Tears in the rotator cuff

Introduction
In the advanced stages of impingement (see section 3), first small, and then later larger tears or defects appear in the rotator cuff. The rotator cuff can also be torn away from the bone by an accident. For example, this commonly occurs in combination with a dislocation of the shoulder.

Often the cause is found to be wear and tear combined with an accident. Astonishingly, several older patients exhibit large tears in the rotator cuff, which have apparently developed over the course of several years and cause hardly any symptoms. Other patients, on the other hand, have massive chro-nic pain, which is uncontrollable by a nonoperative treatment.

The diagnosis of a tear in the rotator cuff is usually made by a physical examination. To judge the size of the tear and quality of the tissue, an MRI scan is of proven benefit. When the diagnosis of a torn tendon is established, you need to decide together with your doctor whether the tendon should be repaired surgically.

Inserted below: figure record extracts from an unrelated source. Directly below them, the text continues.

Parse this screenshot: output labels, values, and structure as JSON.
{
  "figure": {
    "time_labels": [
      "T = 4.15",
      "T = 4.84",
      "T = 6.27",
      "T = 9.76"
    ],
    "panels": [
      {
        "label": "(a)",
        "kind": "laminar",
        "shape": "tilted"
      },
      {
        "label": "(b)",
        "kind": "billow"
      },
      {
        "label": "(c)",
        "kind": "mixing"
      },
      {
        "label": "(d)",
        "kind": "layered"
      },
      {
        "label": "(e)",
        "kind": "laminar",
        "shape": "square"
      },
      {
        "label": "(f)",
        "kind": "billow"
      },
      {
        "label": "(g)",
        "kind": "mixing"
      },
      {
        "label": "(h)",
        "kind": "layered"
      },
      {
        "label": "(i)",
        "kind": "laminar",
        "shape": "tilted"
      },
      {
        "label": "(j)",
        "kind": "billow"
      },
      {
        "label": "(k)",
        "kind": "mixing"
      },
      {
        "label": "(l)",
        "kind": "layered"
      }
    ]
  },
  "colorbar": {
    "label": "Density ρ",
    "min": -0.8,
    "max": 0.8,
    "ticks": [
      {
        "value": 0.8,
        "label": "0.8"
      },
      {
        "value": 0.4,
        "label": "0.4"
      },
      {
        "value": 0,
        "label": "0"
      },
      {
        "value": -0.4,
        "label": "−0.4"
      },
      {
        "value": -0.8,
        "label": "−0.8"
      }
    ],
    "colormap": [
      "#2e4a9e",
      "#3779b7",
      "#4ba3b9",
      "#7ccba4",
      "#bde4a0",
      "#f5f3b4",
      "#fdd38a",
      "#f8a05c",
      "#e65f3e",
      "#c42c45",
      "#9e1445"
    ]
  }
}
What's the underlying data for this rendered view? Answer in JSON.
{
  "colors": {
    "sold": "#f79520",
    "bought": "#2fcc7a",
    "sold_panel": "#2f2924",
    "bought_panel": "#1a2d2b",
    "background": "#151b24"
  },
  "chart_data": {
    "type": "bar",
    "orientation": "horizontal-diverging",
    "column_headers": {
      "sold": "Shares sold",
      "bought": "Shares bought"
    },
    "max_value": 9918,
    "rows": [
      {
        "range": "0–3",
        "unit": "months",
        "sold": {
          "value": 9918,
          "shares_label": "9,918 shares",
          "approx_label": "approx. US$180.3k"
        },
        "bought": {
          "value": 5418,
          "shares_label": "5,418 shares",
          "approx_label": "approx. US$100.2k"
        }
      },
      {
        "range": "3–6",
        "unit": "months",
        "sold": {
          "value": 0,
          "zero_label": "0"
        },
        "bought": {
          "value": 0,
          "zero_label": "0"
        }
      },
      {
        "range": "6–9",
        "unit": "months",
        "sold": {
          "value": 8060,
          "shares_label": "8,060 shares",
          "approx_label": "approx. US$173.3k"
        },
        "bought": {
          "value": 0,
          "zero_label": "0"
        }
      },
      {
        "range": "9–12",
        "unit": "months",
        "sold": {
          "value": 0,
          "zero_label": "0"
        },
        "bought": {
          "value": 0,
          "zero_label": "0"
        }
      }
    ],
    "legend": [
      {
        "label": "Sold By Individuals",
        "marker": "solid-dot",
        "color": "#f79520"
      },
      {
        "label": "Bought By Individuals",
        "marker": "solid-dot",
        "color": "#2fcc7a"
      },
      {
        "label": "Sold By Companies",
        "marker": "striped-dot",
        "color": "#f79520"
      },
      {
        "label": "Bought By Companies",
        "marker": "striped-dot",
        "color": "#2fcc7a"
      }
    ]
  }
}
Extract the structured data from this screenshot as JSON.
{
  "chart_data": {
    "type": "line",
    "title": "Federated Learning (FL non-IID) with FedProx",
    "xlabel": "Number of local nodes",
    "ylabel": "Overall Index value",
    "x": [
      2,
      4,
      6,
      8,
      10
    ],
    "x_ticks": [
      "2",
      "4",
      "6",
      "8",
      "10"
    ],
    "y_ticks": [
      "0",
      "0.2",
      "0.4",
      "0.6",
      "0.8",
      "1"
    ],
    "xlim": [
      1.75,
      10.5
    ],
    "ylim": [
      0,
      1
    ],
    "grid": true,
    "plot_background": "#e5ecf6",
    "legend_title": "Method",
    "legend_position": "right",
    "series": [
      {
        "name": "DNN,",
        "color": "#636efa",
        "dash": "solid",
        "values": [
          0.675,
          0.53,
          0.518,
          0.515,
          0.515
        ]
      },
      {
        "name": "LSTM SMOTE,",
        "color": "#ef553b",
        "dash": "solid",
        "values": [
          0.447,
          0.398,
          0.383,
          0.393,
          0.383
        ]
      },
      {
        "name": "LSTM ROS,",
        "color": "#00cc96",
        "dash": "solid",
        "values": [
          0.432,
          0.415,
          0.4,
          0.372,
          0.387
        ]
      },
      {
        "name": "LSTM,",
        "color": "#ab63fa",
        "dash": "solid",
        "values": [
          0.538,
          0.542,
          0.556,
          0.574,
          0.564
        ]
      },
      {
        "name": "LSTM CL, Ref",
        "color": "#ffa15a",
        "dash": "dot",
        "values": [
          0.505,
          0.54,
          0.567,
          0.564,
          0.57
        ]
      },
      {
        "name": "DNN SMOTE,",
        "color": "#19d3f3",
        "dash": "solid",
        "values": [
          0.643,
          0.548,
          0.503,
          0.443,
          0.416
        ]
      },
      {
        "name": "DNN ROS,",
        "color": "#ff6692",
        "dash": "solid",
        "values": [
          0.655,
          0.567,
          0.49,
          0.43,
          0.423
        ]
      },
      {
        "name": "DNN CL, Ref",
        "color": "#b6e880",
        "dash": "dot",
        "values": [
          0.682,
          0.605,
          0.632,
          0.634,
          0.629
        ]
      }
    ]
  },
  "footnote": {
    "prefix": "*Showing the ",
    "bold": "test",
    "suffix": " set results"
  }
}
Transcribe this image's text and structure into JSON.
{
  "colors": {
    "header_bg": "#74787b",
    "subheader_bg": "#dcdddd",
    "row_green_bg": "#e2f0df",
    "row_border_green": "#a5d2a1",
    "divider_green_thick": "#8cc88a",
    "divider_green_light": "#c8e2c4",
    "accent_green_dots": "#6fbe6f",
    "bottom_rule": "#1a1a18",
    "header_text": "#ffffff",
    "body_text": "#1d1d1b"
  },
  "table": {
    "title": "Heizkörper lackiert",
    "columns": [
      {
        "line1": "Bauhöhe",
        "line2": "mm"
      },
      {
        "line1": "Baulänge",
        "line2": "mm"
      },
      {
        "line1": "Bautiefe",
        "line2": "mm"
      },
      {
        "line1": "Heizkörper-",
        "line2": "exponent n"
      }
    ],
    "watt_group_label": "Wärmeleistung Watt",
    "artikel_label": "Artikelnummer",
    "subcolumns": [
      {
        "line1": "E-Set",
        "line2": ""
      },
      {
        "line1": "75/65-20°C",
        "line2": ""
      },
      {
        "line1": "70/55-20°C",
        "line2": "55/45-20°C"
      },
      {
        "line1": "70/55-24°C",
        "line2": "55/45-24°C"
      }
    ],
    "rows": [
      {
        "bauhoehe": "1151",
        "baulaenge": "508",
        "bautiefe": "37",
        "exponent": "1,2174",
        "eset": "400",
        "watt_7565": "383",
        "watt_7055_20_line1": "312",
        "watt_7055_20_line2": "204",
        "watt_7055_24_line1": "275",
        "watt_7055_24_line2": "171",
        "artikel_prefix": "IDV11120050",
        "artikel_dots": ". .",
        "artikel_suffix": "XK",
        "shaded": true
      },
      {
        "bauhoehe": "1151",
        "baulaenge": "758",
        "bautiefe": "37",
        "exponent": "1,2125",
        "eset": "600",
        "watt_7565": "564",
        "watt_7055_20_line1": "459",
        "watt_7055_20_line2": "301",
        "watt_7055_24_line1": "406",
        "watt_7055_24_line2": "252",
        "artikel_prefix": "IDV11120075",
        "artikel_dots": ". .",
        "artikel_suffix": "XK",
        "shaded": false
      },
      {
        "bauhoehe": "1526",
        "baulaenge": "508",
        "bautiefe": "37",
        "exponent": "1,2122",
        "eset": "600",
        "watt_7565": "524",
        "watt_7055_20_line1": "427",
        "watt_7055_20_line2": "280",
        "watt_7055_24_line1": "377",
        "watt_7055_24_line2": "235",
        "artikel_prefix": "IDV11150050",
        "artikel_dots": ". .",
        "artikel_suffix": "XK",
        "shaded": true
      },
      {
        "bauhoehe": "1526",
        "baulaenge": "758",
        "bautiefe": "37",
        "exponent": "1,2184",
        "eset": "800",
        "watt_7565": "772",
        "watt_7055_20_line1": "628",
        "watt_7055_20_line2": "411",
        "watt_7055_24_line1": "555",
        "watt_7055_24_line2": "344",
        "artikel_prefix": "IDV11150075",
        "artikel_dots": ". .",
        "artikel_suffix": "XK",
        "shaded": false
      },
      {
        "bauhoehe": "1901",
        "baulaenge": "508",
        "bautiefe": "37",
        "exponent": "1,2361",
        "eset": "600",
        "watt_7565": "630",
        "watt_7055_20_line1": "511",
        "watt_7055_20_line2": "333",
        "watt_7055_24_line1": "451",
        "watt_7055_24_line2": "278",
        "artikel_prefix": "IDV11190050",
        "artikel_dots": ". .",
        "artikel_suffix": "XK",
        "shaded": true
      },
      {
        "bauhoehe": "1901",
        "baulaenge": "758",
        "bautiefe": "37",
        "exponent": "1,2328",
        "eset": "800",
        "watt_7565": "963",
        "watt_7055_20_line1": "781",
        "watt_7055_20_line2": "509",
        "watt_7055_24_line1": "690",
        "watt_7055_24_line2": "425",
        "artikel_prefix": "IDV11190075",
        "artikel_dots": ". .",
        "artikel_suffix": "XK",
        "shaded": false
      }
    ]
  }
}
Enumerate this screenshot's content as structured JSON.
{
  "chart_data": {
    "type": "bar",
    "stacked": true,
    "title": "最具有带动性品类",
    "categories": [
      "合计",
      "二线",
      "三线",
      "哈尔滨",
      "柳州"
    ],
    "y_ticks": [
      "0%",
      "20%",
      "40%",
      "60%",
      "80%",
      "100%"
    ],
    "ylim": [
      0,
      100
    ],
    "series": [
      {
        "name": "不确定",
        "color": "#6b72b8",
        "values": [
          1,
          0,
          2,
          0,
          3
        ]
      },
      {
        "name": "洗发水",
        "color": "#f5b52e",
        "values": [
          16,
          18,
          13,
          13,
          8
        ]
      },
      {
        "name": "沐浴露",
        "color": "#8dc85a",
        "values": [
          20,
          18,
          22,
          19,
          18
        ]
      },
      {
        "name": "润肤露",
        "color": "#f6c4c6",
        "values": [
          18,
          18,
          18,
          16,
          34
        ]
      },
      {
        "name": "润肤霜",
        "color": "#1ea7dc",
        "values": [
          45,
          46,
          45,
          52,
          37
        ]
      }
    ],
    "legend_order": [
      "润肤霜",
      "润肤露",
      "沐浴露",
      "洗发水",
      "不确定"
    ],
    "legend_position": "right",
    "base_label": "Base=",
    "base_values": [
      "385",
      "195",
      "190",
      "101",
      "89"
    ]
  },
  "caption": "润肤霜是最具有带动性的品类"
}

Factors in favour of surgery include younger age, tear due to an accident (=traumatic tear), physical activity, overhead use of the shoulder and considerable pain. Cuff repair also makes sense in view of the future of your shoulder joint: Based on several studies we now know, that an untreated tear inevitably leads to slow degeneration and fatty infiltration of the muscle unit.

Surgical procedure
This intervention is also carried out in the beach-chair position, mostly with a combination of nerve block and general anaesthetic. To start with, a diagnostic arthroscopy allows precise planning of the best surgical procedure. Depending on the situation, either 1, 2 or 3 tendons of the rotator cuff may be affected by the tear (see section 2). Frequently the biceps tendon, which passes through the joint, is also damaged. Each pattern of damage has its own characteristics and the selection of the best surgical procedure requires great experience. Defects of over 5 cm diameter are judged beyond reconstruction by many shoulder surgeons; however a partial reconstruction is often beneficial.

In principle, it is possible to repair the rotator cuff in the framework of either open or arthroscopic surgery. Although this is still traditionally the domain of open shoulder surgery, arthroscopy is on the rise these days and can rightly be called an “emerging gold standard”.

Personally, I changed my technique at the beginning of 2000 and since then have dealt with all rotator cuffs arthroscopically with excellent success. My experience to date covers about 1000 cases. The most striking factor is the immediate reduction in postoperative pain. Healing occurs somewhat faster with the arthroscopic method, mobility is better, and a study of ours has verified that patient satisfaction after one year is higher, in comparison to open surgery (Arthroscopy, May 2005: 597).

The main steps of the operation include:

  1. Detailed diagnosis and establishment of the surgical strategy
  2. Debridement of the bone surface and tendon stump
  3. Re-attachment of the tendon to the bone surface by means of titanium anchors and permanent sutures
  4. Enlargement of the subacromial space as described in section 3.

The advantage of arthroscopy, in addition to the small and hardly visible scars, is that the deltoid muscle, which is very important for the shoulder, does not have to be detached.

Follow-up
Post-operatively the arm should be kept in a comfortable position. For this purpose you will receive a shoulder bandage (Ultrasling) with a small cushion, which keeps the arm slightly away from the body. In the first few weeks, the tendon sutures must be carefully protected, as the healing of the tendon to the bone can only be relied upon after 6 to 8 weeks. During this time, the strength of the reconstruction depends exclusively on the suture material. Resting the shoulder for several weeks results in stiffening of the joint, therefore, the maxim in the first few weeks is assisted, i.e. supported mobilisation of the shoulder.

The controlled, supported external ro-tation with a stick is the most important exercise in the first phase after the operation and reliably inhibits stiffening of the shoulder. The duration of phase I is 4 to 8 weeks, depending on the size of the tear. In the following phase II, the shoulder can be moved actively without loading, and stretched, including above the head. About 4 weeks later, strengthening exercises are started (phase III).

The surgeon and therapist will provide you with the details and give you appropriate instruction sheets. Please persist with the post-operative treatment programme which is appropriate to the operation carried out. You will receive a Shoulder-Rehabilitation Kit containing the necessary aids, including a stick, an overhead pulley and rubber bands of various strengths.

Prognosis
Following reconstruction of the rotator cuff, about 95 % of patients can expect a good result. A lengthy healing period of 3 to 4 months has to be accepted; further improvement of the shoulder function will be achieved over the course of a year. Large tears affec-ting several tendons cannot be fixed in all cases, all the more because the tendon tissues are often quite fragile. Despite this, even patients whose tears could not be completely closed up fortunately have, for the most part, considerably fewer complaints than before the operation.